Sobre Quidam, não sei nem por onde começar... É mágico! São pessoas incríveis, que incorporam personagens, criam um mundo próprio e nos convidam a conhecê-lo. Por duas horas e meia, somos transportados ao mundo de Quidam, com objetos e pessoas flutuantes, números quase mais rápidos que nosso olhar, movimentos que, a todo momento, desafiam a gravidade. Tanto que, algumas vezes, temos vontade de esfregar os olhos, pois parece inacreditável o que estes artistas são capazes de fazer. Ficamos imaginando quanto tempo deve ter sido dedicado ao treino, até que os números chegassem tamanha perfeição.

O espetáculo conta a história de Zoé, um menina que vive triste por não ter atenção dos pais. Mas tudo muda quando ela encontra o universo de Quidam, que em latim significa transeunte, um personagem misterioso, sem cabeça, muito alto e que carrega um guarda-chuva. E este universo, o qual nós também adentramos, mescla momentos de bastante alegria, com outros de muita obscuridade. A alegria fica, principalmente, por conta de John, uma espécie de animador, que entra em cena a cada troca de número. Com tentativas atrapalhadas de mostrar seus dotes circenses, ele consegue arracar muitas gargalhadas. Outro responsável pela diversão é o Clown, que na verdade não se caracteriza como um palhaço convencional, mas seu papel é divertir da mesma forma. Seus números contam com a participação de pessoas da plateia, o que deixa a apresentação mais espontânea e engraçada.

Quanto à obscuridade, alguns números transmitem bastante tensão. Como o da contorcionista Anna, que se movimenta na coluna de tecido vermelho. Seus gestos passam uma sensação de tristeza e angústia. Outro momento bastante tenso é a apresentação do casal Jérôme Le Baut e Anna Vicente. Este foi um dos números que mais me impressiou, fiquei de queixo caído, de verdade. Eles fazem movimentos de força e equilíbrio, sem perder o contato do corpo um do outro. E ficam tão concentrados, que dá até medo de aplaudir, por não querer atrapalhar. É incrível.

Mas outro número que merece destaque é o Diabolos. Quatro chinesinhas, de catorze anos cada uma, se apresentam com uma espécie de ioiô chinês. Elas são extramamente rápidas e, além de "brincar" com os diabolos, elas ainda fazem acrobacias e saltos ao mesmo tempo. E o mais impressionante é a perfeita sincronia entre elas.
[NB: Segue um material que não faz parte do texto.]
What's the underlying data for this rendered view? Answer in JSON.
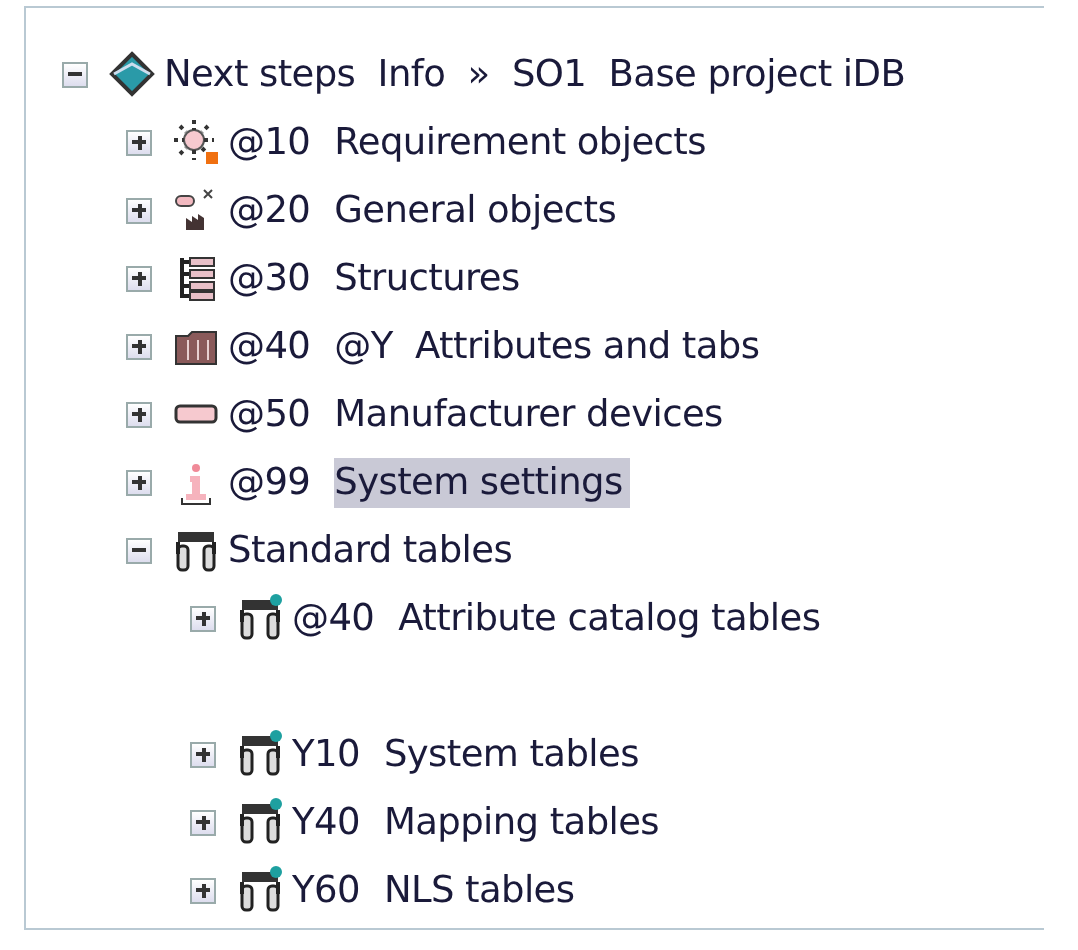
{
  "tree": {
    "label": "Next steps  Info  »  SO1  Base project iDB",
    "kind": "diamond",
    "expanded": true,
    "selected": false,
    "children": [
      {
        "code": "@10",
        "label": "Requirement objects",
        "kind": "requirement",
        "expanded": false,
        "selected": false
      },
      {
        "code": "@20",
        "label": "General objects",
        "kind": "objects",
        "expanded": false,
        "selected": false
      },
      {
        "code": "@30",
        "label": "Structures",
        "kind": "structure",
        "expanded": false,
        "selected": false
      },
      {
        "code": "@40",
        "label": "@Y  Attributes and tabs",
        "kind": "folder",
        "expanded": false,
        "selected": false
      },
      {
        "code": "@50",
        "label": "Manufacturer devices",
        "kind": "device",
        "expanded": false,
        "selected": false
      },
      {
        "code": "@99",
        "label": "System settings",
        "kind": "system",
        "expanded": false,
        "selected": true
      },
      {
        "label": "Standard tables",
        "kind": "table",
        "expanded": true,
        "selected": false,
        "children": [
          {
            "code": "@40",
            "label": "Attribute catalog tables",
            "kind": "table-dot",
            "expanded": false,
            "selected": false,
            "spaced_after": true
          },
          {
            "code": "Y10",
            "label": "System tables",
            "kind": "table-dot",
            "expanded": false,
            "selected": false
          },
          {
            "code": "Y40",
            "label": "Mapping tables",
            "kind": "table-dot",
            "expanded": false,
            "selected": false
          },
          {
            "code": "Y60",
            "label": "NLS tables",
            "kind": "table-dot",
            "expanded": false,
            "selected": false
          }
        ]
      }
    ]
  }
}
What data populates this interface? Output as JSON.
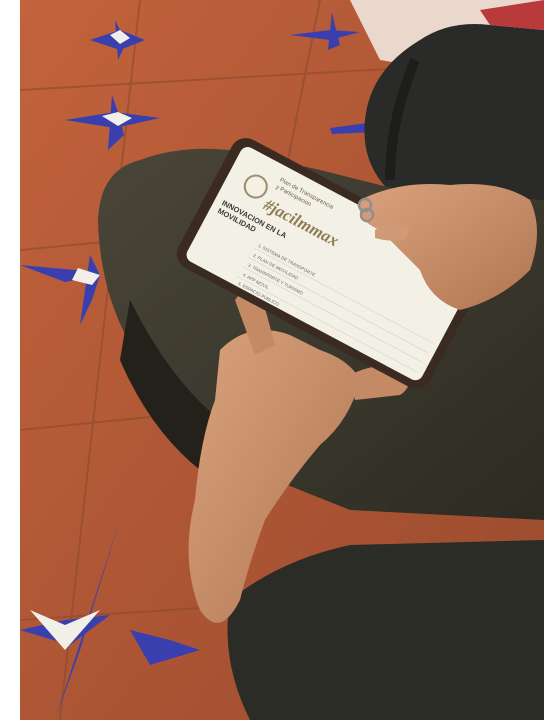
{
  "photo": {
    "kind": "photograph",
    "screen": {
      "title_line1": "Plan de Transparencia",
      "title_line2": "y Participacion",
      "hashtag": "#jacilmmax",
      "heading_line1": "INNOVACION EN LA",
      "heading_line2": "MOVILIDAD",
      "list_items": [
        "1. SISTEMA DE TRANSPORTE",
        "2. PLAN DE MOVILIDAD",
        "3. TRANSPORTE Y TURISMO",
        "4. APP MOVIL",
        "5. ESPACIO PUBLICO"
      ]
    },
    "colors": {
      "floor_tile": "#b45a37",
      "tile_accent": "#3a3fb0",
      "tile_white": "#f2efe8",
      "sleeve": "#2b2c26",
      "pants": "#3c3a30",
      "skin": "#c98f6b",
      "phone": "#3b2a22",
      "screen": "#f3f0e6"
    }
  }
}
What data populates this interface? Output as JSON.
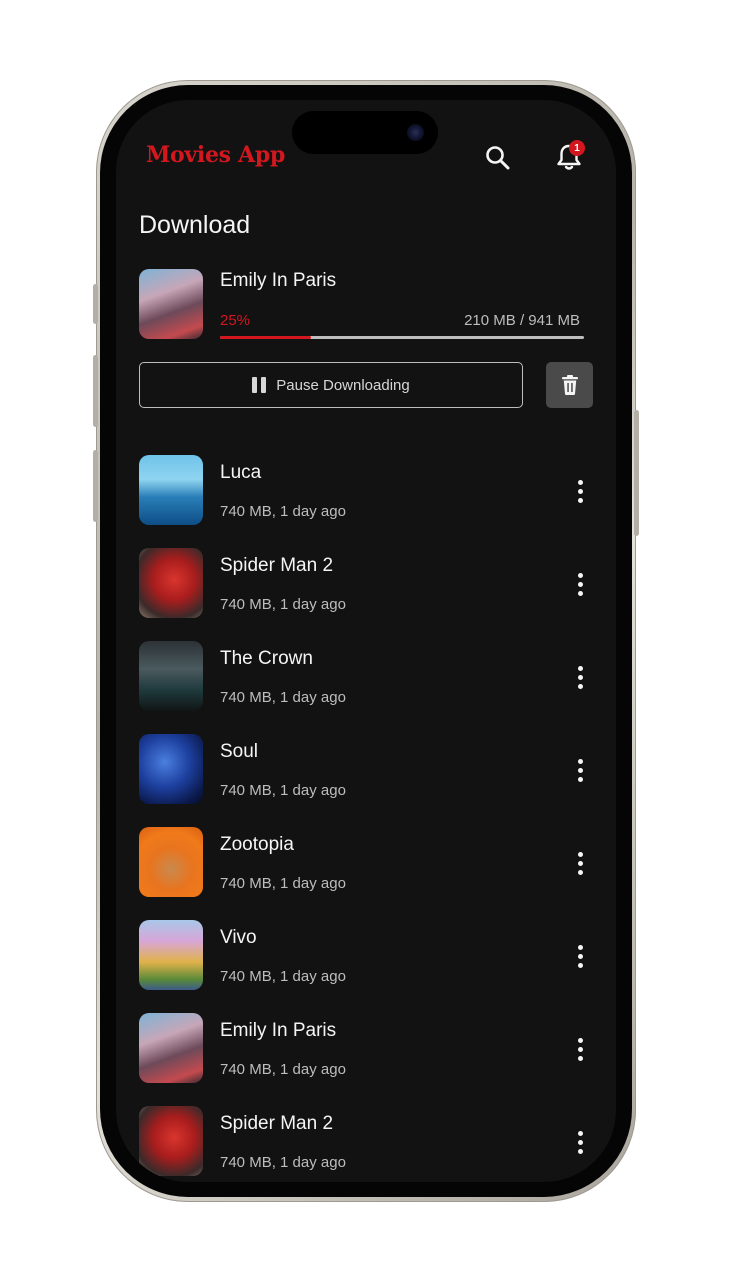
{
  "header": {
    "app_title": "Movies App",
    "notification_count": "1",
    "search_icon": "search-icon",
    "bell_icon": "bell-icon"
  },
  "download_section": {
    "title": "Download",
    "current": {
      "title": "Emily In Paris",
      "percent_label": "25%",
      "progress": 0.25,
      "size_label": "210 MB / 941 MB"
    },
    "pause_label": "Pause Downloading"
  },
  "downloads": [
    {
      "title": "Luca",
      "meta": "740 MB, 1 day ago"
    },
    {
      "title": "Spider Man 2",
      "meta": "740 MB, 1 day ago"
    },
    {
      "title": "The Crown",
      "meta": "740 MB, 1 day ago"
    },
    {
      "title": "Soul",
      "meta": "740 MB, 1 day ago"
    },
    {
      "title": "Zootopia",
      "meta": "740 MB, 1 day ago"
    },
    {
      "title": "Vivo",
      "meta": "740 MB, 1 day ago"
    },
    {
      "title": "Emily In Paris",
      "meta": "740 MB, 1 day ago"
    },
    {
      "title": "Spider Man 2",
      "meta": "740 MB, 1 day ago"
    }
  ],
  "colors": {
    "accent": "#d3171f",
    "background": "#121212",
    "text_primary": "#f5f5f5",
    "text_secondary": "#bdbdbd"
  }
}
Novamente me pergunto, quanto tempo elas treinaram para chegar este nível de perfeição, pois com apenas catorze anos, devem ter começado a brincar com diabolos ainda no berço!?

Para transpor tanta perfeição, cada detalhe do espetáculo é milimetricamente planejado. Por exemplo, a trilha musical está em perfeito acordo com cada movimento que é executado no palco. Isso colabora para aumentar ainda mais a emoção de cada número. E os músicos tocam ao vivo, fato quase imperceptível, se não olharmos para a banda, pois o som é irretocável. Outro detalhe, é que a cada apresentação, além dos artistas principais, muitos outros ficam em cena, compondo o número, para ser impossível que percamos a atenção mesmo, pois para onde olharmos, enxergaremos parte do espetáculo. Sem falar no figurino e maquiagem. Lindos, impecáveis.
Ao final do espetáculo, ficamos com um gostinho de quero mais. Uma vontade de não se despedir daquele universo mágico. E uma sensação de que valeu cada centavo (apesar de, nesse caso, eu não ter desembolsado nenhum). É incrível que estas pessoas tenham tanta sensibilidade artística, além de muita técnica e dedicação, para criar espetáculos como este, capaz de nos proporcionar momentos indescritíveis. Simplesmente imperdível. Tenho certeza de que não existe pessoa no mundo que assista e não se encante. Não tenho mais palavras para descrever, até porque, não há palavras suficientes para descreverem Cirque du Soleil.
Quidam se despediu e deixou saudades, mas todo o seu encanto e magia vão ficar na recordação daqueles momentos únicos. Que venham mais espetáculos do Cirque du Soleil.
Curiosidade: O nosso ingresso era o do setor mais barato, ou seja, pior visão. Mas como o Cirque não estava com lotação máxima naquele dia, nos realojaram para um lugar de preço médio e pudemos assistir de um lugar com visão mais central. Sorte!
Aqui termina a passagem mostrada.